Time for Suppliers to Get Online
By Jennifer Marks -- Home Textiles Today, 7/11/2005 12:00:00 AM
Around 1996 or so, I was part of a team that put together a special report on Internet retailing. One section of the report featured print-outs of retailers' home pages — which at the time was about all there was to most retail Web sites.
In fact, the report was essentially an explanation of the Internet. Since few retailers were moving aggressively in the online arena at the time, there were few case studies available. Internet retailing conferences of the era were populated by consultants offering blue skies scenarios for future selling opportunities.
Experts debated whether commodities such as food and aspirin could viably be sold online. Soon, the ether was populated by a generation of “virtual retailers” such as garden.com, drugstore.com and musicboulevard.com. Trade paper editorialists — including yours truly — fretted over the future of bricks-and-mortar retailing.
This month, as Amazon.com celebrates its 10th anniversary, it's fascinating to consider how far online commerce has come. Many of the leading pure-play etailers — those with no anchor in the bricks-and-mortar world — ultimately aligned with or were absorbed by established chains. Catalogers vastly expanded their reach.
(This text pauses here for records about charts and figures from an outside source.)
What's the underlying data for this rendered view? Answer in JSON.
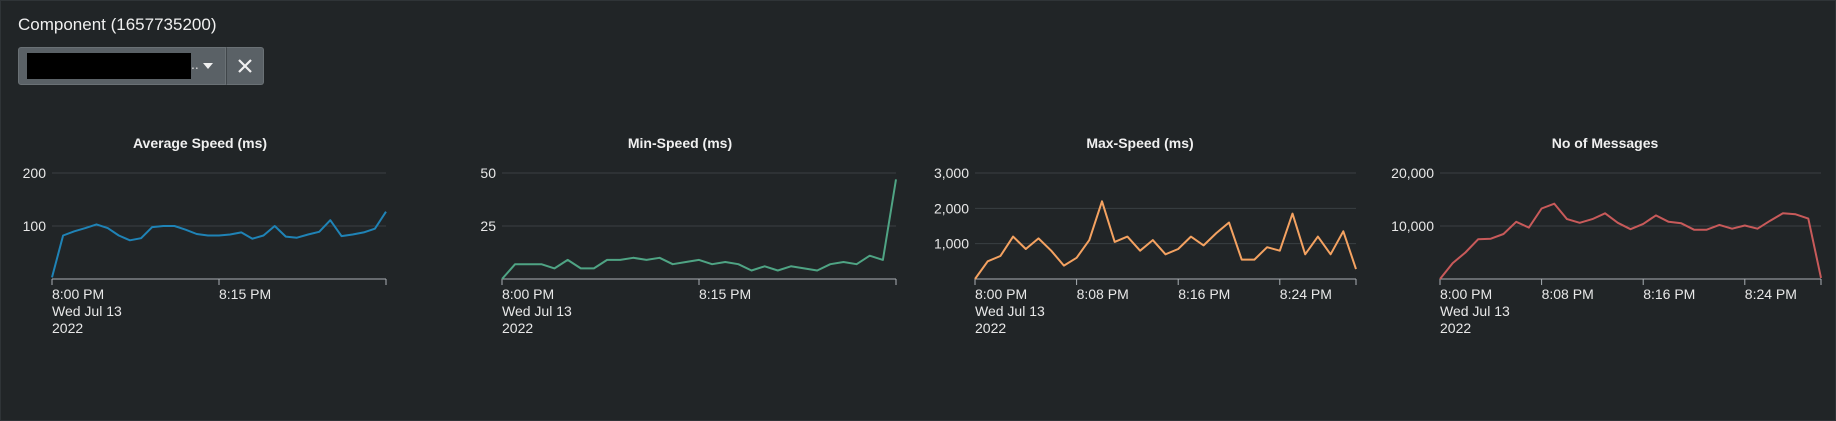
{
  "panel": {
    "title": "Component (1657735200)"
  },
  "filter": {
    "ellipsis": "..",
    "clear_icon": "close-icon",
    "dropdown_icon": "caret-down-icon"
  },
  "colors": {
    "background": "#212527",
    "grid": "#3a3f43",
    "axis": "#aab0b4",
    "series": [
      "#1f83b6",
      "#4fa484",
      "#f4a261",
      "#c85a5a"
    ]
  },
  "chart_data": [
    {
      "type": "line",
      "title": "Average Speed (ms)",
      "ylim": [
        0,
        200
      ],
      "yticks": [
        100,
        200
      ],
      "ytick_labels": [
        "100",
        "200"
      ],
      "xlim": [
        0,
        30
      ],
      "xticks": [
        0,
        15
      ],
      "xtick_labels": [
        [
          "8:00 PM",
          "Wed Jul 13",
          "2022"
        ],
        [
          "8:15 PM"
        ]
      ],
      "x": [
        0,
        1,
        2,
        3,
        4,
        5,
        6,
        7,
        8,
        9,
        10,
        11,
        12,
        13,
        14,
        15,
        16,
        17,
        18,
        19,
        20,
        21,
        22,
        23,
        24,
        25,
        26,
        27,
        28,
        29,
        30
      ],
      "values": [
        3,
        82,
        90,
        96,
        103,
        96,
        82,
        73,
        77,
        98,
        100,
        100,
        93,
        85,
        82,
        82,
        84,
        88,
        76,
        82,
        100,
        80,
        78,
        84,
        89,
        111,
        81,
        84,
        88,
        95,
        127
      ]
    },
    {
      "type": "line",
      "title": "Min-Speed (ms)",
      "ylim": [
        0,
        50
      ],
      "yticks": [
        25,
        50
      ],
      "ytick_labels": [
        "25",
        "50"
      ],
      "xlim": [
        0,
        30
      ],
      "xticks": [
        0,
        15
      ],
      "xtick_labels": [
        [
          "8:00 PM",
          "Wed Jul 13",
          "2022"
        ],
        [
          "8:15 PM"
        ]
      ],
      "x": [
        0,
        1,
        2,
        3,
        4,
        5,
        6,
        7,
        8,
        9,
        10,
        11,
        12,
        13,
        14,
        15,
        16,
        17,
        18,
        19,
        20,
        21,
        22,
        23,
        24,
        25,
        26,
        27,
        28,
        29,
        30
      ],
      "values": [
        0,
        7,
        7,
        7,
        5,
        9,
        5,
        5,
        9,
        9,
        10,
        9,
        10,
        7,
        8,
        9,
        7,
        8,
        7,
        4,
        6,
        4,
        6,
        5,
        4,
        7,
        8,
        7,
        11,
        9,
        47
      ]
    },
    {
      "type": "line",
      "title": "Max-Speed (ms)",
      "ylim": [
        0,
        3000
      ],
      "yticks": [
        1000,
        2000,
        3000
      ],
      "ytick_labels": [
        "1,000",
        "2,000",
        "3,000"
      ],
      "xlim": [
        0,
        30
      ],
      "xticks": [
        0,
        8,
        16,
        24
      ],
      "xtick_labels": [
        [
          "8:00 PM",
          "Wed Jul 13",
          "2022"
        ],
        [
          "8:08 PM"
        ],
        [
          "8:16 PM"
        ],
        [
          "8:24 PM"
        ]
      ],
      "x": [
        0,
        1,
        2,
        3,
        4,
        5,
        6,
        7,
        8,
        9,
        10,
        11,
        12,
        13,
        14,
        15,
        16,
        17,
        18,
        19,
        20,
        21,
        22,
        23,
        24,
        25,
        26,
        27,
        28,
        29,
        30
      ],
      "values": [
        0,
        500,
        650,
        1200,
        850,
        1150,
        800,
        380,
        600,
        1100,
        2200,
        1050,
        1200,
        800,
        1100,
        700,
        850,
        1200,
        950,
        1300,
        1600,
        550,
        550,
        900,
        800,
        1850,
        700,
        1200,
        700,
        1350,
        280
      ]
    },
    {
      "type": "line",
      "title": "No of Messages",
      "ylim": [
        0,
        20000
      ],
      "yticks": [
        10000,
        20000
      ],
      "ytick_labels": [
        "10,000",
        "20,000"
      ],
      "xlim": [
        0,
        30
      ],
      "xticks": [
        0,
        8,
        16,
        24
      ],
      "xtick_labels": [
        [
          "8:00 PM",
          "Wed Jul 13",
          "2022"
        ],
        [
          "8:08 PM"
        ],
        [
          "8:16 PM"
        ],
        [
          "8:24 PM"
        ]
      ],
      "x": [
        0,
        1,
        2,
        3,
        4,
        5,
        6,
        7,
        8,
        9,
        10,
        11,
        12,
        13,
        14,
        15,
        16,
        17,
        18,
        19,
        20,
        21,
        22,
        23,
        24,
        25,
        26,
        27,
        28,
        29,
        30
      ],
      "values": [
        0,
        3000,
        5000,
        7500,
        7600,
        8500,
        10800,
        9700,
        13300,
        14200,
        11300,
        10600,
        11300,
        12400,
        10600,
        9400,
        10400,
        12000,
        10800,
        10500,
        9300,
        9300,
        10200,
        9500,
        10100,
        9500,
        11000,
        12400,
        12200,
        11400,
        200
      ]
    }
  ]
}
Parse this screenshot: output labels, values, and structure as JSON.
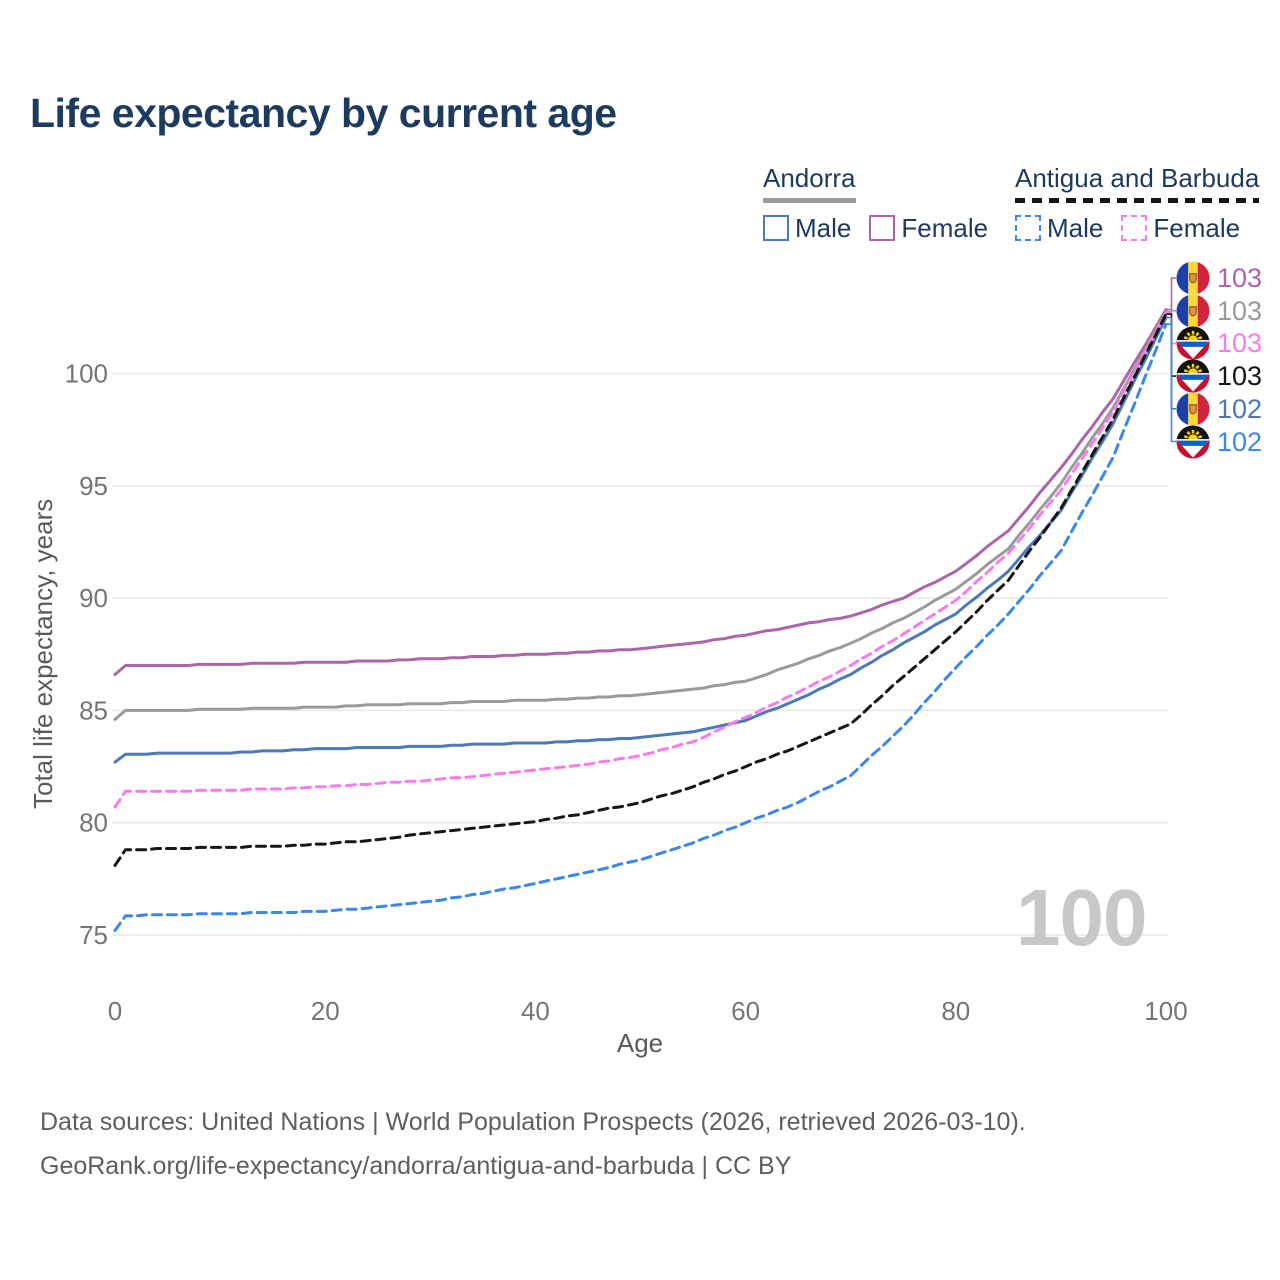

And bricks-and-mortar retailers extended the power of their nameplates once they moved into e-commerce.
The multi-channel model today is considered integral to the business. It allows Target to offer a broad range of furniture that can't be profitably carried in-store. It allows Wal-Mart to sell cruises and vacation packages. It has put nearly every retailer in every channel into the gift registry business.
It has also raised consumers' expectations — even while offering a bewildering array of choices. A Google search of “sheets” produces more than 80 million hits alongside sponsored links from SmartBargains.com, The Company Store, JCPenney, TheBeddingSite.com, kodisaks.com and BedSheet.com.
In the home textiles world, one group has steadfastly refused to participate in the revolution — suppliers. This is not the case in all home furnishings categories. Appliance manufacturers such as KitchenAid and Cuisinart, for example, sell directly to the public. (Cuisinart even operates its own online gift registry.)
As has been noted in this space before, HTT often receives e-mail from consumers who have searched in vain for supplier Web sites. Meanwhile, suppliers that operate sites continue to link consumers over to retail sites that carry only a limited number of the items suppliers highlight on their pages.
With all the hoopla surrounding Amazon's anniversary, it's time for suppliers to get with the program.